MALAISE is the #7 most commonly reported adverse reaction for INSULIN LISPRO, manufactured by Eli Lilly and Company. There are 3,947 FDA adverse event reports linking INSULIN LISPRO to MALAISE. This represents approximately 1.6% of all 239,540 adverse event reports for this drug.
Patients taking INSULIN LISPRO who experience malaise should discuss this symptom with their healthcare provider to determine whether it may be related to their medication and what alternatives may be available.
Reporting Frequency
MALAISE3,947 of 239,540 reports
MALAISE is a less commonly reported adverse event for INSULIN LISPRO, but still significant enough to appear in the safety profile.
Other Side Effects of INSULIN LISPRO
In addition to malaise, the following adverse reactions have been reported for INSULIN LISPRO:
MALAISE has been reported as an adverse event in 3,947 FDA reports for INSULIN LISPRO. This does not prove causation, but indicates an association observed in post-market surveillance data.
How common is MALAISE with INSULIN LISPRO?
MALAISE accounts for approximately 1.6% of all adverse event reports for INSULIN LISPRO, making it a notable side effect.
What should I do if I experience MALAISE while taking INSULIN LISPRO?

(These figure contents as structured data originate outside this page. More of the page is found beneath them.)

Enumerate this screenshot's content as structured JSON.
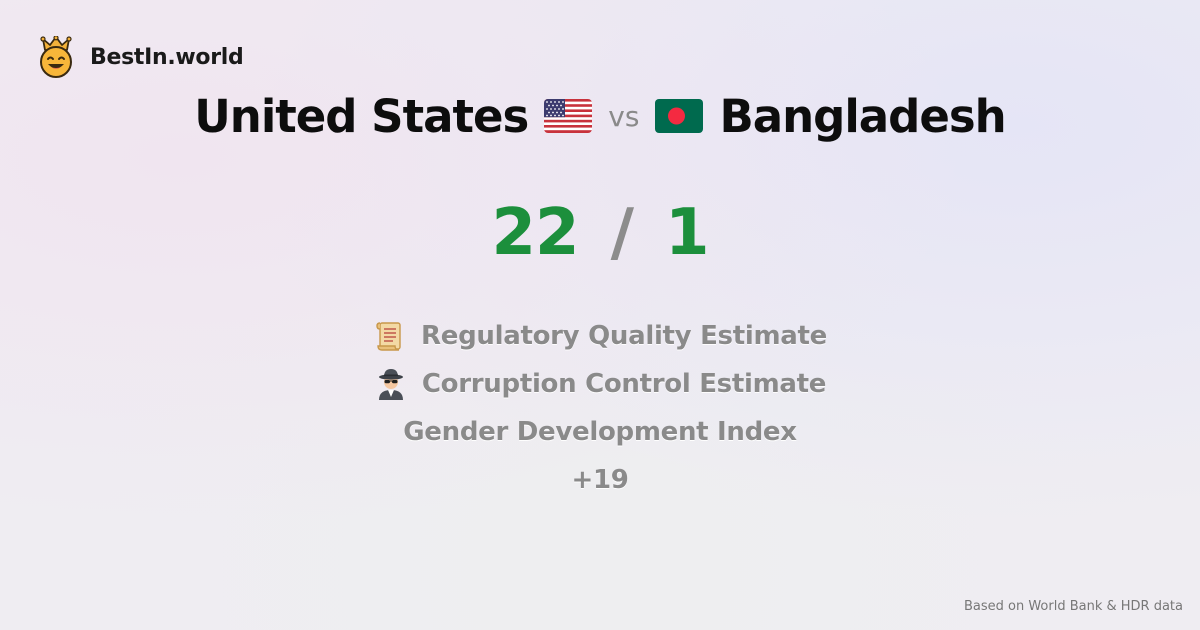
{
  "brand": {
    "name": "BestIn.world",
    "logo_icon": "crown-smiley-icon"
  },
  "comparison": {
    "country_a": "United States",
    "country_a_flag": "us-flag-icon",
    "vs_label": "vs",
    "country_b": "Bangladesh",
    "country_b_flag": "bangladesh-flag-icon"
  },
  "score": {
    "a": "22",
    "separator": "/",
    "b": "1",
    "winner_color": "#1c8f3c"
  },
  "metrics": [
    {
      "icon": "scroll-icon",
      "label": "Regulatory Quality Estimate"
    },
    {
      "icon": "detective-icon",
      "label": "Corruption Control Estimate"
    },
    {
      "icon": "",
      "label": "Gender Development Index"
    },
    {
      "icon": "",
      "label": "+19"
    }
  ],
  "footer": {
    "source": "Based on World Bank & HDR data"
  }
}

If you experience malaise while taking INSULIN LISPRO, contact your healthcare provider. They can evaluate whether the symptom is related to your medication and discuss potential adjustments to your treatment plan. Do not stop taking prescribed medication without consulting your doctor.
Disclaimer: This analysis is based on FDA adverse event reports and is for informational purposes only. Reports do not prove causation. Always consult your healthcare provider.